Las Vegas city officials were silent about its Memorial Day weekend opening. As of press time, even the city’s website still listed the troubled park as closed.
But Mayor Pro Tem Gary Reese, who represents Ward 3, where the park is located, knew several weeks in advance because he authorized the park’s opening.
Reese said he gave the green light to open the park after a recent meeting with members of the Las Vegas Veterans Memorial Foundation. The group is so far behind financially that the park would have been closed for another two years waiting for them to catch up and build the proposed veterans memorial, Reese added.
The memorial, which is expected to occupy about half of the park, is estimated to cost $800,000 to $1.2 million — all of which was promised to be raised in private donations by the foundation. The project’s website has since shut down.
“I’m not one of those people who do things for political gain. I’m out of (City Council) in a couple of meetings,” Reese said. “ I just hope the neighbors appreciate the park and use it like it’s supposed to (be used).”
The city shut down the park in 2006 because of ongoing safety issues involving the homeless that included the fatal stabbing of a homeless man.
“People were popping pills in there, and there were all kinds of needles and syringes,” Reese said. “It was a haven for them. We had people beating up and killing each other. There were more reported fights, too.”

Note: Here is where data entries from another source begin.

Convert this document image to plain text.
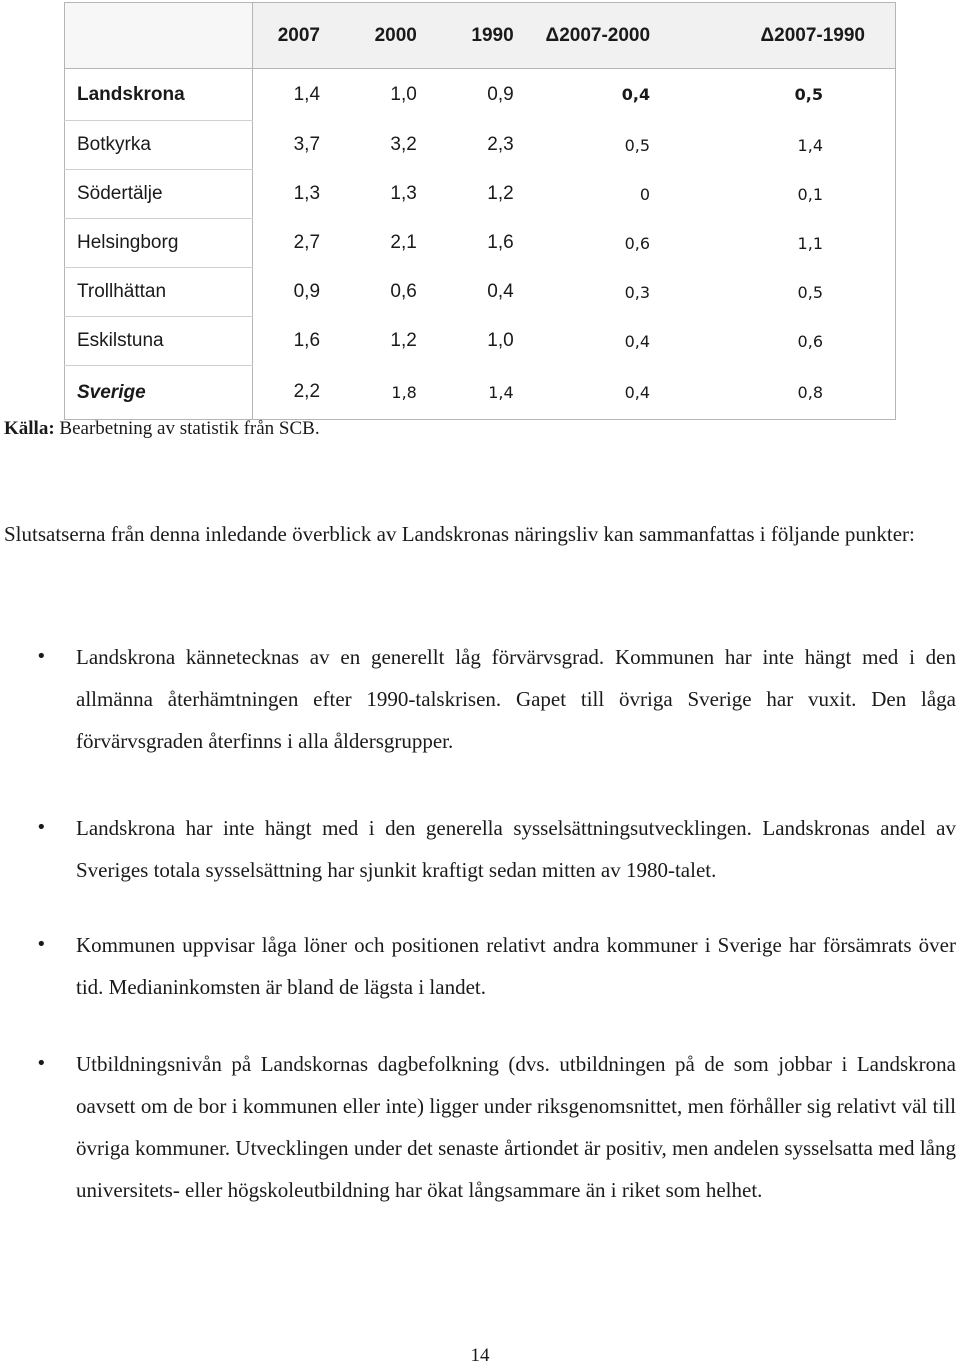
	2007	2000	1990	Δ2007-2000	Δ2007-1990
Landskrona	1,4	1,0	0,9	0,4	0,5
Botkyrka	3,7	3,2	2,3	0,5	1,4
Södertälje	1,3	1,3	1,2	0	0,1
Helsingborg	2,7	2,1	1,6	0,6	1,1
Trollhättan	0,9	0,6	0,4	0,3	0,5
Eskilstuna	1,6	1,2	1,0	0,4	0,6
Sverige	2,2	1,8	1,4	0,4	0,8
Källa: Bearbetning av statistik från SCB.

Slutsatserna från denna inledande överblick av Landskronas näringsliv kan sammanfattas i följande punkter:

• Landskrona kännetecknas av en generellt låg förvärvsgrad. Kommunen har inte hängt med i den allmänna återhämtningen efter 1990-talskrisen. Gapet till övriga Sverige har vuxit. Den låga förvärvsgraden återfinns i alla åldersgrupper.
• Landskrona har inte hängt med i den generella sysselsättningsutvecklingen. Landskronas andel av Sveriges totala sysselsättning har sjunkit kraftigt sedan mitten av 1980-talet.
• Kommunen uppvisar låga löner och positionen relativt andra kommuner i Sverige har försämrats över tid. Medianinkomsten är bland de lägsta i landet.
• Utbildningsnivån på Landskornas dagbefolkning (dvs. utbildningen på de som jobbar i Landskrona oavsett om de bor i kommunen eller inte) ligger under riksgenomsnittet, men förhåller sig relativt väl till övriga kommuner. Utvecklingen under det senaste årtiondet är positiv, men andelen sysselsatta med lång universitets- eller högskoleutbildning har ökat långsammare än i riket som helhet.
14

Reese was instrumental in the council’s 2009 passing of a picnic pavilion or special event permit process for residents who want to drink in the park as a result of the safety and trash issues.
Brown and white “Park Open” signs suddenly appeared at the park on Maryland Parkway near Charleston Boulevard. The park is scheduled to be open on a trial basis from 7 a.m. to 9 p.m. Saturdays and Sundays, said Jace Radke, city spokesman.

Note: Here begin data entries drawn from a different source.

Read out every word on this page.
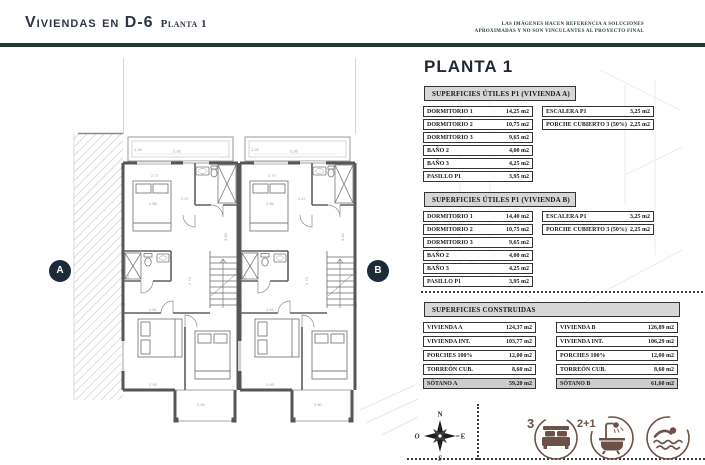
Viviendas en D-6 Planta 1	LAS IMÁGENES HACEN REFERENCIA A SOLUCIONES
APROXIMADAS Y NO SON VINCULANTES AL PROYECTO FINAL
1.26	2.36
2.77
2.86
2.47
4.10	2.74
2.51
2.93
3.00
2.50
A	B
PLANTA 1
SUPERFICIES ÚTILES P1 (VIVIENDA A)
DORMITORIO 1	14,25 m2
DORMITORIO 2	10,75 m2
DORMITORIO 3	9,65 m2
BAÑO 2	4,00 m2
BAÑO 3	4,25 m2
PASILLO P1	3,95 m2
ESCALERA P1	3,25 m2
PORCHE CUBIERTO 3 (50%) 2,25 m2
SUPERFICIES ÚTILES P1 (VIVIENDA B)
DORMITORIO 1	14,40 m2
DORMITORIO 2	10,75 m2
DORMITORIO 3	9,65 m2
BAÑO 2	4,00 m2
BAÑO 3	4,25 m2
PASILLO P1	3,95 m2
ESCALERA P1	3,25 m2
PORCHE CUBIERTO 3 (50%) 2,25 m2
SUPERFICIES CONSTRUIDAS
VIVIENDA A	124,37 m2
VIVIENDA INT.	103,77 m2
PORCHES 100%	12,00 m2
TORREÓN CUB.	8,60 m2
SÓTANO A	59,20 m2
VIVIENDA B	126,89 m2
VIVIENDA INT.	106,29 m2
PORCHES 100%	12,00 m2
TORREÓN CUB.	8,60 m2
SÓTANO B	61,60 m2
N
E
S
O
3	2+1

It was unknown how long the trial period will last. Las Vegas marshals will patrol the area during that time.
“A park should be opened seven days a week, but I don’t want to see anything happen again,” Reese said. “We still have neighbors concerned about safety. When the park was open, the crime rate was up high. Since it’s been closed, it’s down low.”

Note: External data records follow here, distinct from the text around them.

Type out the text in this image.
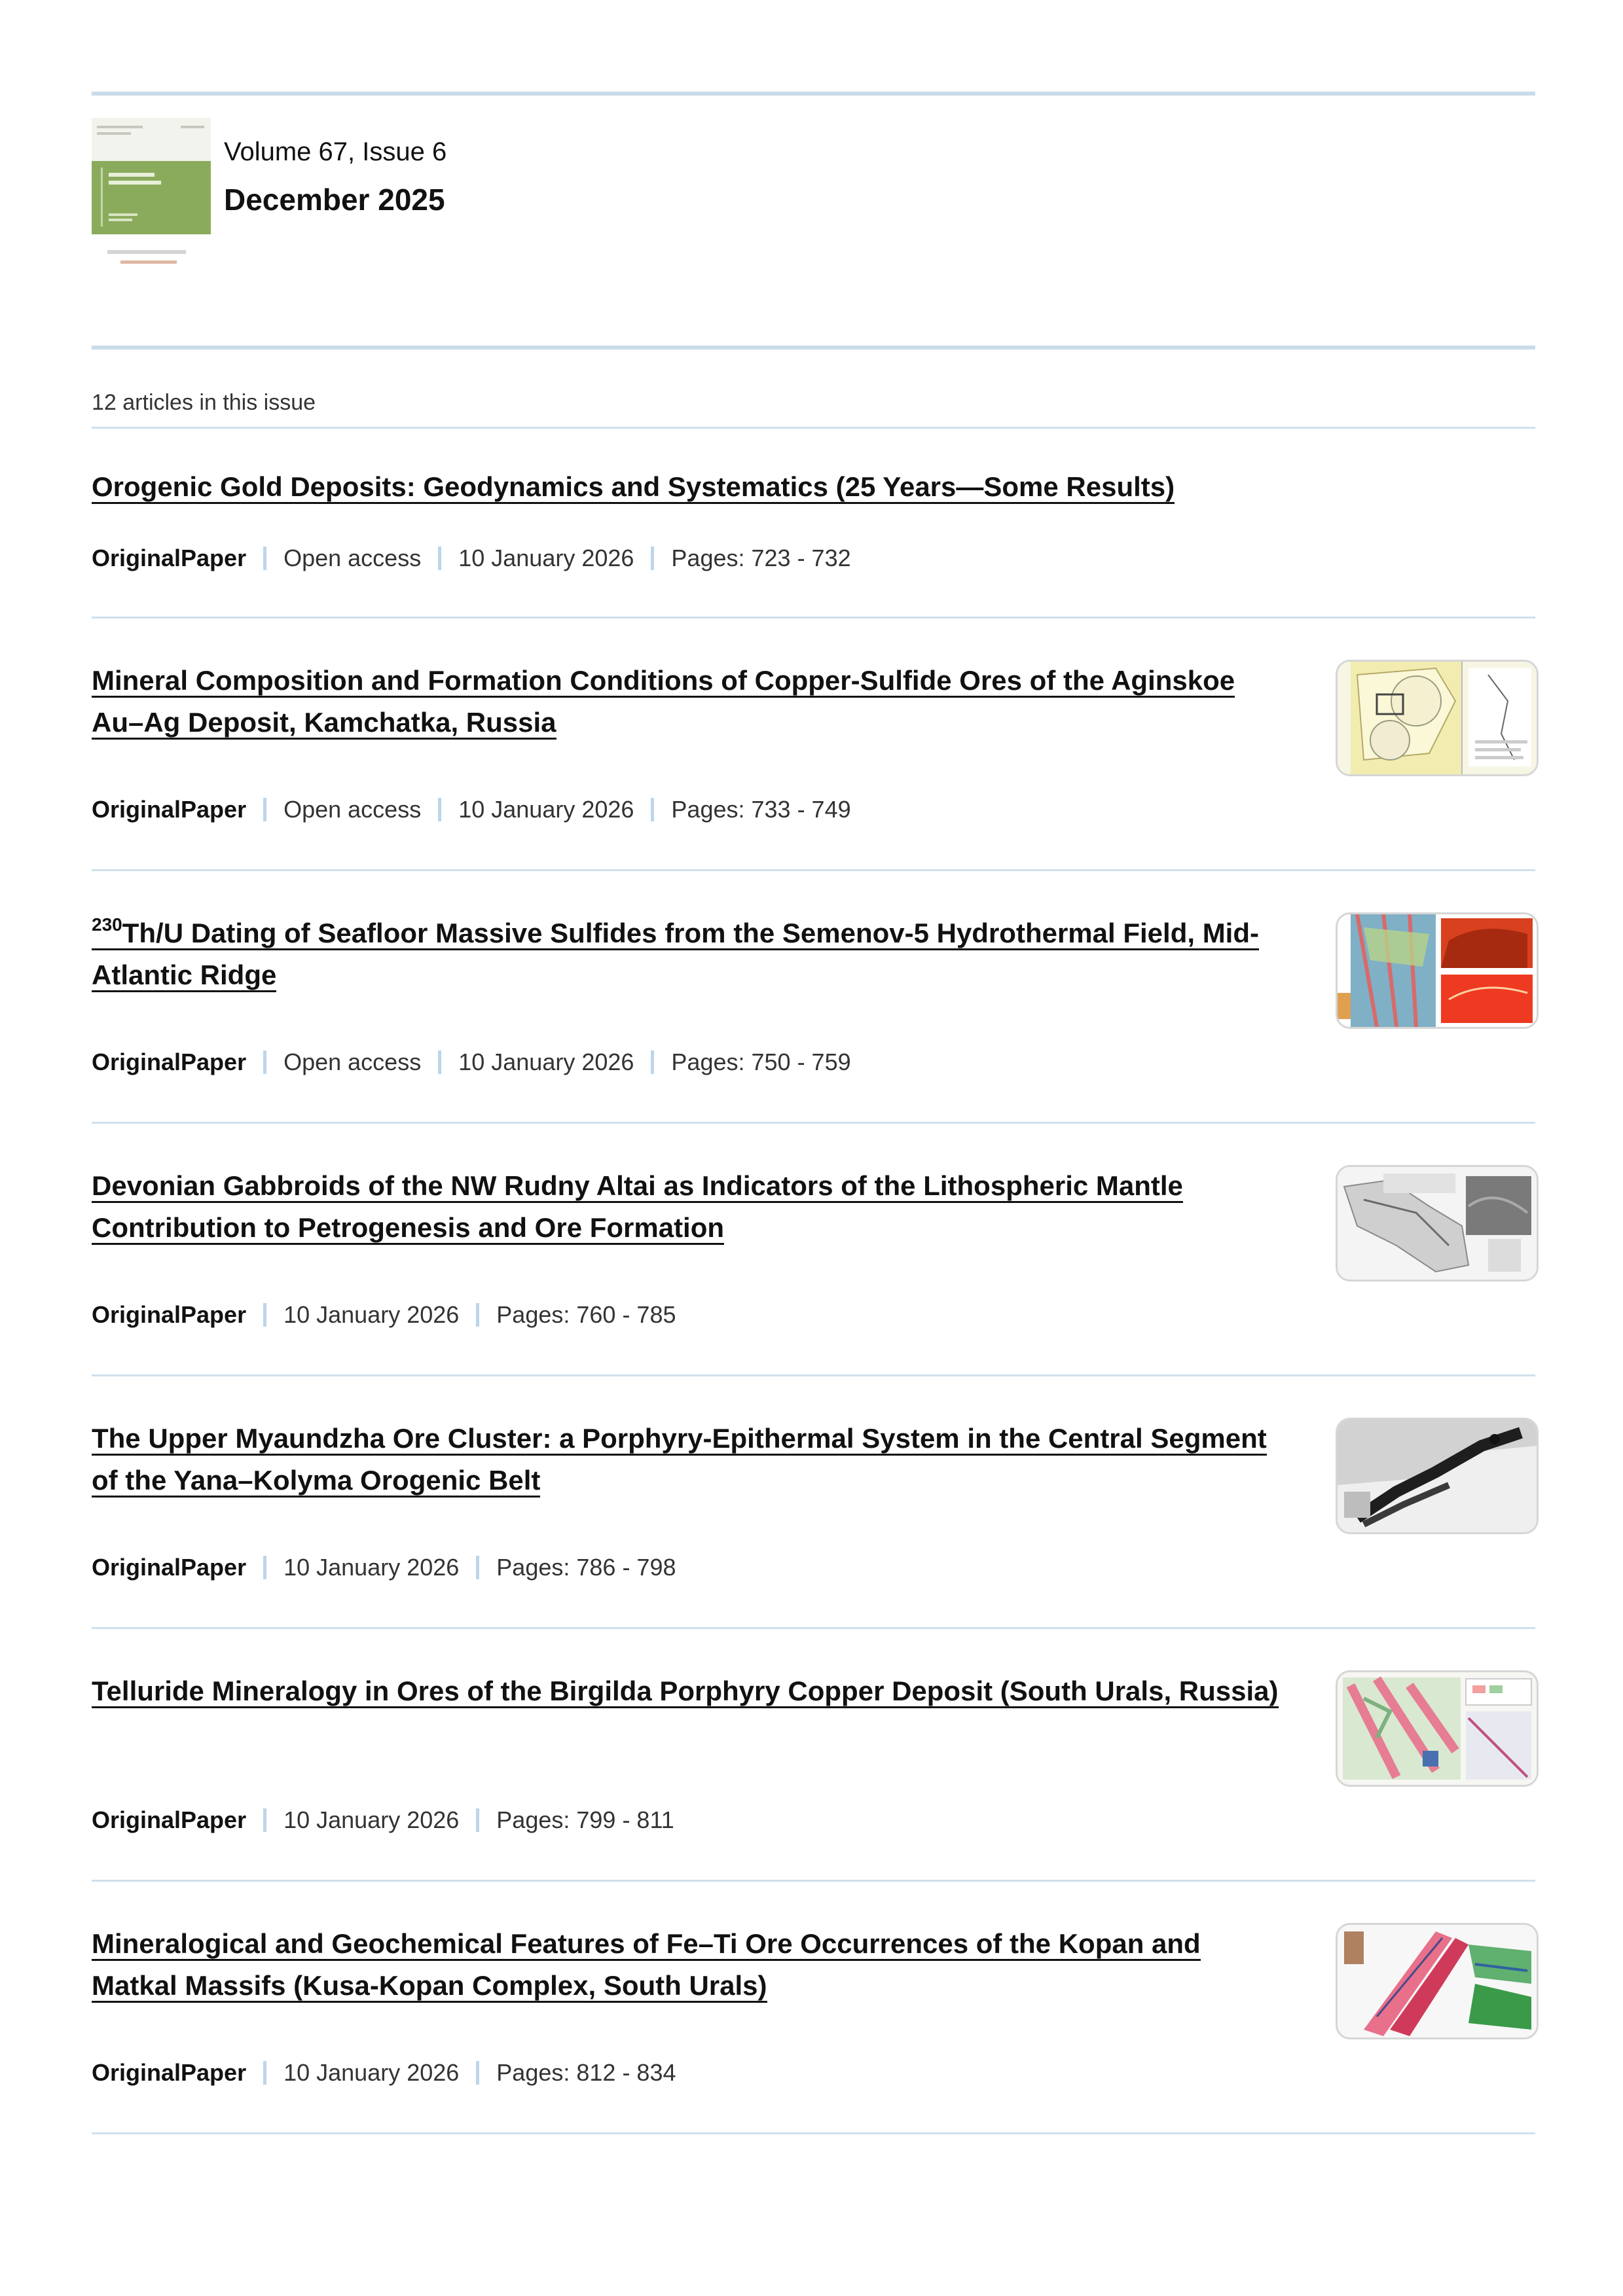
Volume 67, Issue 6
December 2025
12 articles in this issue
Orogenic Gold Deposits: Geodynamics and Systematics (25 Years—Some Results)
OriginalPaper Open access 10 January 2026 Pages: 723 - 732
Mineral Composition and Formation Conditions of Copper-Sulfide Ores of the Aginskoe Au–Ag Deposit, Kamchatka, Russia
OriginalPaper Open access 10 January 2026 Pages: 733 - 749
$^{230}$Th/U Dating of Seafloor Massive Sulfides from the Semenov-5 Hydrothermal Field, Mid-Atlantic Ridge
OriginalPaper Open access 10 January 2026 Pages: 750 - 759
Devonian Gabbroids of the NW Rudny Altai as Indicators of the Lithospheric Mantle Contribution to Petrogenesis and Ore Formation
OriginalPaper 10 January 2026 Pages: 760 - 785
The Upper Myaundzha Ore Cluster: a Porphyry-Epithermal System in the Central Segment of the Yana–Kolyma Orogenic Belt
OriginalPaper 10 January 2026 Pages: 786 - 798
Telluride Mineralogy in Ores of the Birgilda Porphyry Copper Deposit (South Urals, Russia)
OriginalPaper 10 January 2026 Pages: 799 - 811
Mineralogical and Geochemical Features of Fe–Ti Ore Occurrences of the Kopan and Matkal Massifs (Kusa-Kopan Complex, South Urals)
OriginalPaper 10 January 2026 Pages: 812 - 834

Some neighbors discovered the park was open that Friday, which meant city offices were closed. Some said the move was politically motivated. The park has been a debate topic for Ward 3 candidates Bob Coffin and Adriana Martinez. Both pledged to reopen the park should they be elected to office.
Most, like Lance Kirk, president of the West Huntridge Neighborhood Association, were happy the park is now open but expressed concern about a lack of communication between city officials and residents.
“I expected more of an outreach. We want to work with you. What do we need to do?” said Kirk, who has been outspoken about reopening the park. “Yes, it’s good to open the park, but opening it doesn’t necessarily mean things that happened before won’t happen again.”
Las Vegas real estate agent and neighborhood activist Jack LeVine said he was “flabbergasted” at how it was reopened.
“There were no press releases,” LeVine said. “The neighborhood associations weren’t contacted. The activists weren’t contacted.”
As for the lack of publicity, Reese makes no apologies.
“I felt like whenever you get four or five people together, they don’t always agree on everything, and we would just open it quietly,” he said. “We felt like because of the holidays, we just needed to go in there.
“I’m going to be gone in a month, and hopefully the person who takes over my job will be able to go in there and make sure it stays open. I’ve got the promise from the park marshals that it’s patrolled and taken care of.”
In a few weeks, city officials plan to open Doug Selby Family Park at the intersection of East Washington Avenue and Sandhill Road in Sunrise, Reese added.